Somebody—I do not remember who exactly—said that it was quite possible that in a year or two, we would be the only inhabitants left on
earth, because the belligerents would undoubtedly destroy one another with their monstrous inventions. Leon Scorrey, my nephew, said that the danger lay elsewhere, in a mass exodus of millions of people from the heavily populated continents—people who would scatter to the farthest corners of the earth in search of safety. A great number of outsiders, well armed, could, of course, conquer us, taking our property, cultivated lands, and boats. It was even proposed that we ask the Rickshaw to take us with it, lest we be left alone in fear and ignorance, but the coward who suggested this was intimidated and brought to his senses after it was explained to him that ignorance was better than what was then taking place in the great nations. That evening, however, as the Rickshaw was weighing anchor, two of our elders went aboard with a request that they tell everyone about us and send a ship back for those who want to leave, if any so decided. Brahms calmed them with a promise to do just that. At sunset, the Rickshaw got under way and departed.

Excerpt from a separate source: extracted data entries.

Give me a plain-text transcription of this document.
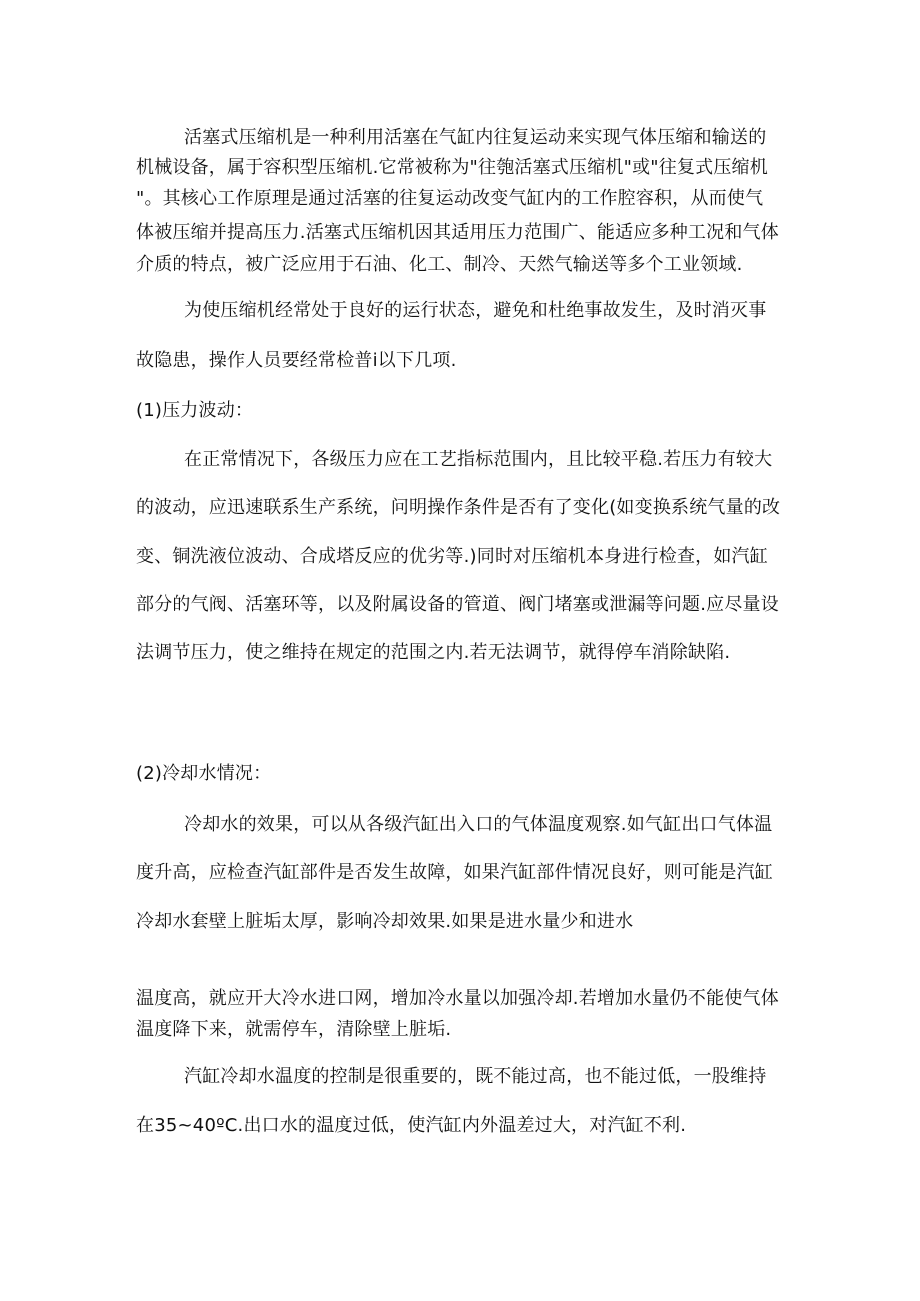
活塞式压缩机是一种利用活塞在气缸内往复运动来实现气体压缩和输送的
机械设备，属于容积型压缩机.它常被称为"往匏活塞式压缩机"或"往复式压缩机
"。其核心工作原理是通过活塞的往复运动改变气缸内的工作腔容积，从而使气
体被压缩并提高压力.活塞式压缩机因其适用压力范围广、能适应多种工况和气体
介质的特点，被广泛应用于石油、化工、制冷、天然气输送等多个工业领域.
为使压缩机经常处于良好的运行状态，避免和杜绝事故发生，及时消灭事
故隐患，操作人员要经常检普i以下几项.
(1)压力波动：
在正常情况下，各级压力应在工艺指标范围内，且比较平稳.若压力有较大
的波动，应迅速联系生产系统，问明操作条件是否有了变化(如变换系统气量的改
变、铜洗液位波动、合成塔反应的优劣等.)同时对压缩机本身进行检查，如汽缸
部分的气阀、活塞环等，以及附属设备的管道、阀门堵塞或泄漏等问题.应尽量设
法调节压力，使之维持在规定的范围之内.若无法调节，就得停车消除缺陷.
(2)冷却水情况：
冷却水的效果，可以从各级汽缸出入口的气体温度观察.如气缸出口气体温
度升高，应检查汽缸部件是否发生故障，如果汽缸部件情况良好，则可能是汽缸
冷却水套壁上脏垢太厚，影响冷却效果.如果是进水量少和进水
温度高，就应开大冷水进口网，增加冷水量以加强冷却.若增加水量仍不能使气体
温度降下来，就需停车，清除壁上脏垢.
汽缸冷却水温度的控制是很重要的，既不能过高，也不能过低，一股维持
在35~40ºC.出口水的温度过低，使汽缸内外温差过大，对汽缸不利.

Like many others, I passed that night in a heavy half-slumber, getting up from time to time to help my wife, who had fallen ill from all this unrest. Two days after the Rickshaw’s departure, Juan González, who had gone fishing with Johanna’s husband, Antonio, came back early and announced that half a mile from shore, they had spotted a shiny round object that was studded with nails and bobbing on the waves. Before long Antonio arrived and confirmed this. “We very nearly sailed into it,” he said, turning pale. Apparently this was one of those floating mines that Brahms had mentioned.
At noon a powerful crackling rumble resounded above our heads, and everyone came running out of their houses. Terrified workers rushed from the fields. Up above, skirting a tree, an enormous dark object with changing contours flew as fast as a gull; after altering its course by the forest, it plunged down and vanished.